Reviving a dead Gigabyte MJ11-EC1 mainboard

Diagnosis and Fix of a dead AMD EPYC Embedded server mainboard

Used Gigabyte MJ11-EC1 mainboards are available for low prices on ebay and at other hardware vendors.
After buying a couple of MJ11-EC1 boards for a homelab cluster project, I ended up with a dead board.
The server would turn on, BMC was reachable and could be used, but the server itself would never POST.
There were no POST codes, no beeps and no signs of life whatsoever.

Memory was tested (and OK), still swapped for a different DIMM, no change. CPU Vcore was present and stable.
Reflashing the BIOS image with the BMC didn’t change the behaviour either.

After logging onto the BMC via SSH and manually imaging the BIOS flash chip (via the /dev/mtd7 mapping), I noticed the checksum didn’t match the image that was just written onto the flash. After re-flashing and imaging the flash a couple of times, I noticed some bits were always 0 in the BIOS image. This pointed to a defective flash IC.

The original BIOS flash chip was then desoldered from the mainboard:
Close-up of a server mainboard, with MX25L12873F IC

and plugged into a MiniPro TL866 EEPROM programmer, erased completely and read back:

Screenshot of MiniPro v6.85, doing a Chip Blank test, reporting Not Empty!, address 0x06 as containing 0xBF

Oooops!
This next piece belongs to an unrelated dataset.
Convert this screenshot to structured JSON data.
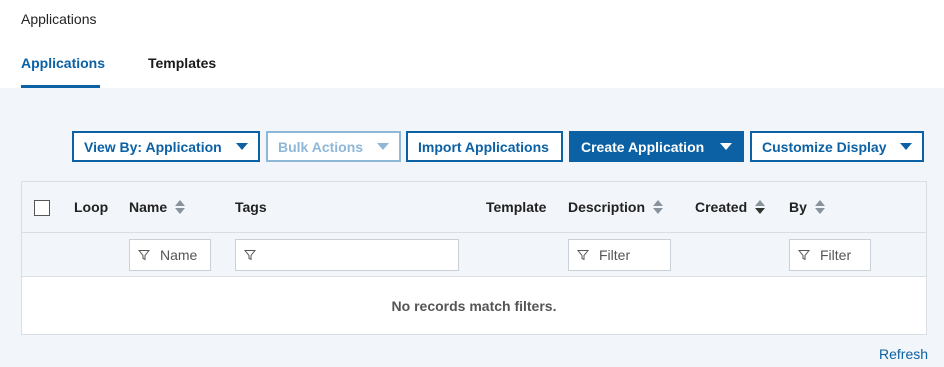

As you can clearly see, this freshly erased chip has a stuck bit at address 6 (and others).
This explains why the server didn’t POST anymore – the BIOS image was always getting corrupted.

The chip was replaced with a new 128 MBit SPI flash ROM (taken from an ESP32 dev board) and lo and behold: Server mainboard with replaced SOIC-8 IC, XMC25QH128 Monitor, showing Please wait for BMC initialize... message

The server was back to life. This was the first time I ever saw a dead/stuck bit NOR flash chip in my career, so these things are pretty rare. Still something to be aware of.